A MAN angrily pushed his girlfriend into a bath of scalding water in a drunken row during a birthday celebration in a hotel bedroom.

Paul George Turner could now be jailed following his conviction on charges arising from the incident, which left his victim suffering 13-per cent burns.

The woman, celebrating her 36th birthday with a night at the hotel, plunged sideways into the bath, with her legs dangling out, and initially struggled to free herself from the unbearably hot water.

Durham Crown Court heard that Turner ignored her screams and left the room, falling asleep in a downstairs toilet.

The victim eventually struggled from the bath, with her right arm, shoulder, much of her back, and the top of her chest area scarred and blistered.

Police were called to the Chilton Country Pub and Hotel, near Fencehouses, County Durham, and handcuffed Turner after the night porter heard noise from the toilet, fearing it was a burglar, in the early hours of September 22.

It was only when his girlfriend came down asking what he was up to, that police freed Turner, on the basis he would pay for damage caused trying to make his way out of the toilets, before checking out later that morning.

Back in the room, Turner was said to have further attacked the woman, banging her heard off the bed head board.

The victim later left separately and, on arriving at her parents’ home, distressed and with skin seen hanging from her arm, an ambulance was summoned and she was taken to hospital.

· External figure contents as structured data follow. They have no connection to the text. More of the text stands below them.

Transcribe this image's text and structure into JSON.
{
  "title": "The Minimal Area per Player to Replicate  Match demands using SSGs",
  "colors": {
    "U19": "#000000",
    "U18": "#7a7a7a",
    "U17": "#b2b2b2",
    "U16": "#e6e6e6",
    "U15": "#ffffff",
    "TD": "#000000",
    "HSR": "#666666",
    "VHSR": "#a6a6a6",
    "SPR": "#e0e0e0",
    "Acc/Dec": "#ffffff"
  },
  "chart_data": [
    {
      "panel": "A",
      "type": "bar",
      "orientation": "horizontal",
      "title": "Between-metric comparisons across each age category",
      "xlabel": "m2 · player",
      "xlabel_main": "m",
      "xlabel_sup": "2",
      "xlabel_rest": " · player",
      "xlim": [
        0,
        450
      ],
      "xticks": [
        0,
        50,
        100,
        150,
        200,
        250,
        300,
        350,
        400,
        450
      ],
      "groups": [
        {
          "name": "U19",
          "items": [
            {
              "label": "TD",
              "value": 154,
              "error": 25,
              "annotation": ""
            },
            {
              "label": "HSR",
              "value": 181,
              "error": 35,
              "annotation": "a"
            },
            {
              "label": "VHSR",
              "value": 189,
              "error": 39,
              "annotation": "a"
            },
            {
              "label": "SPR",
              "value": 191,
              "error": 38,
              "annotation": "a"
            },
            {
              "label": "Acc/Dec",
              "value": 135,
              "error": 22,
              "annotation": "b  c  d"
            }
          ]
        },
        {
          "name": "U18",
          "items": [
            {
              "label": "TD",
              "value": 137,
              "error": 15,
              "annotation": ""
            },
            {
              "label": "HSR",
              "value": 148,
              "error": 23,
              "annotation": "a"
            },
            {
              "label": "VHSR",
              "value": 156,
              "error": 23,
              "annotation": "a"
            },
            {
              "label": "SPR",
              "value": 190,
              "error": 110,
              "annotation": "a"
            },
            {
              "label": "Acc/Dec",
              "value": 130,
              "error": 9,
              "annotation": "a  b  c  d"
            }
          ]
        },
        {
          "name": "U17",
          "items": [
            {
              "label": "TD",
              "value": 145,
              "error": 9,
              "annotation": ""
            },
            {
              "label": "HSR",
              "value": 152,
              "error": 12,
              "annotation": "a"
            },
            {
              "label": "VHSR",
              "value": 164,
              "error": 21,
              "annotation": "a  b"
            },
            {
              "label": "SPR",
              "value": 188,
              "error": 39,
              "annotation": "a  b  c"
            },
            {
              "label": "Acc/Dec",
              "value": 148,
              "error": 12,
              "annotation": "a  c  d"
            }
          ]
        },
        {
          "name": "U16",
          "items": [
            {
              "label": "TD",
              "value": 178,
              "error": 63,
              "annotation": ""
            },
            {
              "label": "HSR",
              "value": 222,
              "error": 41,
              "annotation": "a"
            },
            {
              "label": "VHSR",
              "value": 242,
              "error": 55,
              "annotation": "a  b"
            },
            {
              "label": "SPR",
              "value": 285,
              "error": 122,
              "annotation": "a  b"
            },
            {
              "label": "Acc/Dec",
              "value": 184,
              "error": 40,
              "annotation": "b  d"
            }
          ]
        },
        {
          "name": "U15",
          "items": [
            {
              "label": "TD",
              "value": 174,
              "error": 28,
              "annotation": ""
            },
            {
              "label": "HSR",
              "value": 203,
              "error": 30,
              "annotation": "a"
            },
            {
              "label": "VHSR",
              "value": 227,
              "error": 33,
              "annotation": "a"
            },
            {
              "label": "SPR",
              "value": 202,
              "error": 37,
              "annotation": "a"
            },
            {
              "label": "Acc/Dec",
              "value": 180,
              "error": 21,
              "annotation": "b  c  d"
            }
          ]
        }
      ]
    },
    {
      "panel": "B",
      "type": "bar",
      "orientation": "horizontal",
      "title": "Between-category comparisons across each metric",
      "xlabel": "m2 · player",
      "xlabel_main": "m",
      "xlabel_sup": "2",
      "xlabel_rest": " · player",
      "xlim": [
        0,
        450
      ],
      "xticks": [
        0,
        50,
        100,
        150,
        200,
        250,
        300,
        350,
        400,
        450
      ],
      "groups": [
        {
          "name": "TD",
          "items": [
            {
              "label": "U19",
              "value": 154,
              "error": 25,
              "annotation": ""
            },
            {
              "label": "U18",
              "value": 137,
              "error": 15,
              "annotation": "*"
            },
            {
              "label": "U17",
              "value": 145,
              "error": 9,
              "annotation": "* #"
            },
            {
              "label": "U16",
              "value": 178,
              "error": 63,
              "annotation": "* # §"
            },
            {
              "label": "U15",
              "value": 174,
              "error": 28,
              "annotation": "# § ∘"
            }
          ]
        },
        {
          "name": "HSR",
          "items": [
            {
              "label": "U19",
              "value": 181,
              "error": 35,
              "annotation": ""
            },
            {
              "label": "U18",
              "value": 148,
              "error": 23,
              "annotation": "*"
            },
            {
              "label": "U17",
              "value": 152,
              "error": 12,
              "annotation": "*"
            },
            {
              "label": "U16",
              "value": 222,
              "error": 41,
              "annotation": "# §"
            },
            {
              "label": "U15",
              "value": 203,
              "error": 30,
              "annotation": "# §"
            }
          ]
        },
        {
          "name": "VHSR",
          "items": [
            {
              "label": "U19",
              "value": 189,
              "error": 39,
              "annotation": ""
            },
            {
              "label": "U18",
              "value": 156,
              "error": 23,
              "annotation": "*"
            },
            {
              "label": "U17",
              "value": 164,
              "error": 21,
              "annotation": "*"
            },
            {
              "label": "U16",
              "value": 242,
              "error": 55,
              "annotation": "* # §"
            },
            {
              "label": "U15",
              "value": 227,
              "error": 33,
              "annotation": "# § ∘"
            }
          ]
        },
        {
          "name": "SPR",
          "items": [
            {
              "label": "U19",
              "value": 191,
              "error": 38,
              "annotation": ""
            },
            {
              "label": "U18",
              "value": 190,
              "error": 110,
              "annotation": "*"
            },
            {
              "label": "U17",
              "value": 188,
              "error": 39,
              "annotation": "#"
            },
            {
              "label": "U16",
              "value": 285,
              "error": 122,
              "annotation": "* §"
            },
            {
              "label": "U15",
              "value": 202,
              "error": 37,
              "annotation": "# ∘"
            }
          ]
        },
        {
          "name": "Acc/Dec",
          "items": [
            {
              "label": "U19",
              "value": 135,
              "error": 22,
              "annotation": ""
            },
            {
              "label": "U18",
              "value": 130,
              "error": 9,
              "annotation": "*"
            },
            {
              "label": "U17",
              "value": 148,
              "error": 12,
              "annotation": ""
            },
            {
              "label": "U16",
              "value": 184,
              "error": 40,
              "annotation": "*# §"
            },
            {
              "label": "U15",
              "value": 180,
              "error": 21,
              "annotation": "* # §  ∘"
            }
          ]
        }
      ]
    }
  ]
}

David Lamb, prosecuting, said she spent the next 11 days being treated by specialists in the burns unit at Newcastle’s Royal Victoria Infirmary.

Forty-nine-year-old Turner, of Malvern Avenue, Chester-le-Street, handed himself in at the town’s police station the following morning.

He was charged with causing grievous bodily harm, plus two counts of assaulting the woman.

Denying the charges, he said he accidentally “bumped” his girlfriend into the bath, during a “play fight” as she sat on the edge, running the water.

He claimed the other two assaults did not take place.

But, on the fourth day of his trial, the jury today (Tuesday January 13) found him ‘guilty’ of grievous bodily harm and the assault in the hotel bedroom.

Turner was cleared of the other assault, said to have taken place at his flat 12 days earlier.

Adjourning sentence, pending preparation of a background probation report on Turner, Judge Christopher Prince told his barrister, Stephen Duffield, a custodial sentence was, “almost inevitable.”

But he granted Mr Duffield’s request to allow Turner bail, prior to sentence, on February 6.